O educador

Livro de Sérgio Haddad faz um perfil de Paulo Freire para além dos estereótipos

*Matéria publicada na revista Vila Cultural edição 185 (Agosto/2019)

Ilustração Lori Servilha /Divulgação

Criador de um método de alfabetização desenvolvido na década de 1960 e adotado em vários países, o pensador e educador Paulo Freire, homenageado este mês na 14ª edição da Balada Literária, disse o seguinte ao jornalista israelense Ethan Bronstein numa entrevista concedida duas semanas antes de morrer, em maio de 1997: “(…) Como professores, educadores, nós temos que estar engajados num palco de luta permanente, que é a luta pela superação que nós mesmo aceitamos. É preciso estarmos abertos constantemente ao novo e ao diferente para poder crescer e aprender. É preciso aceitar a mudança, a novidade – venha de onde ela vier” .
Com sua coerência habitual, Freire voltou a deixar claro, até o fim, que sua vida se confundia com sua missão profissional. Para ele, a educação tem que ser um ato criador ao proporcionar autonomia, consciência crítica e capacidade de decisão a cada indivíduo, a cada cidadão. Reconhecido e respeitado mundialmente, Freire teve sua imagem e obra distorcidos e usados recentemente no ambiente político brasileiro, que desestimula o diálogo e inventa “barbáries” no campo das ideias.
Neste contexto, o livro que o professor, pesquisador e ativista social Sérgio Haddad, que é doutor em história e filosofia da educação, trouxe a público no mês passado, pela Todavia, parece ainda mais oportuno e importante. Em O educador – Um perfil de Paulo Freire, que
Haddad autografa na Vila durante a Balada Literária, um dos objetivos é justamente manter a sobriedade num momento de radicalização ideológica. Haddad apresenta, assim, um Paulo Freire “para além dos estereótipos”.
Haddad recupera a experiência exitosa de Freire na alfabetização em Angicos, no Rio Grande do Norte, às vésperas do golpe de 1964. Conta em detalhes a perseguição que o educador sofreu dos militares, que o tacharam de “criptocomunista encapuçado sob a forma de alfabetizador”. Depois vieram a prisão, o exílio, a fama internacional, as experiências na África, a volta ao Brasil no fim dos anos 1970 com a anistia, a retomada da carreira acadêmica e a experiência como secretário da educação em São Paulo.
O livro coloca alguns pingos nos “is”. Entre eles, que Paulo Freire nunca foi comunista, que é mais lido nas universidades do exterior do que nas brasileiras e que jamais pregou uma educação partidária ou algo parecido nas escolas.

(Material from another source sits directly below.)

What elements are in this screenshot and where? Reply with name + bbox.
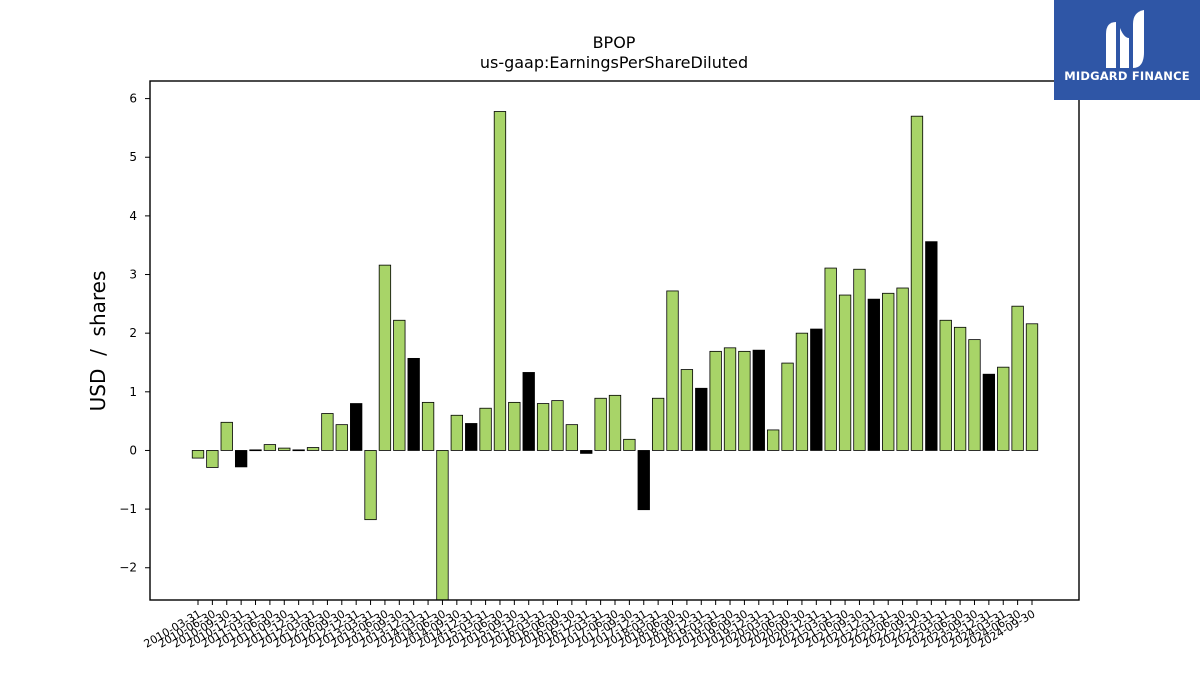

Com discrição e generosidade, Haddad refaz o percurso de Freire sem aderir à disputa ideológica, revelando as muitas facetas de um intelectual complexo e decisivo para a cultura brasileira.
Sempre com fluência cativante, como no trecho em que descreve a volta temporária de Freire do exílio: “Paulo chegou com Elza e dois dos seus filhos, Joaquim, com 23 anos, e Lutgardes, com 21. Foram recebidos por uma grande comitiva, entre os quais estavam Fernando Henrique Cardoso, Eduardo Suplicy, José Carlos Dias, Irma Passoni, Vera Barreto e Zeca Barreto, o casal que o levara para tomar o avião para o exílio na Kombi do Movimento de Cultura Popular de São Paulo. Em meio às faixas de boas-vindas, estavam também agentes de pastorais incentivados a comparecer por dom Paulo Evaristo Arns, educadores e admiradores. O clima era de apreensão por uma possível ação repressiva que tentasse impedir o desembarque. Os Freire voltavam para passar um mês e organizar o retorno definitivo para o ano seguinte. Sobre estar de novo no Brasil, Paulo declarou aos jornalistas: ‘Olho para mim mesmo e me vejo contente e feliz, numa felicidade quase menina, apesar dos meus 57 anos’. Diante da insistência de repórteres que queriam a sua opinião sobre o momento político brasileiro, afirmou que seria uma leviandade de sua parte fazer uma análise, além de um desrespeito aos brasileiros, já que ele tinha ficado tanto tempo fora do país. ‘A cada momento eu descubro que é indispensável estar aqui para melhor entender toda a atual realidade. Quinze anos de ausência exigem uma reaprendizagem e uma intimização com o Brasil de hoje.’, afirmou.”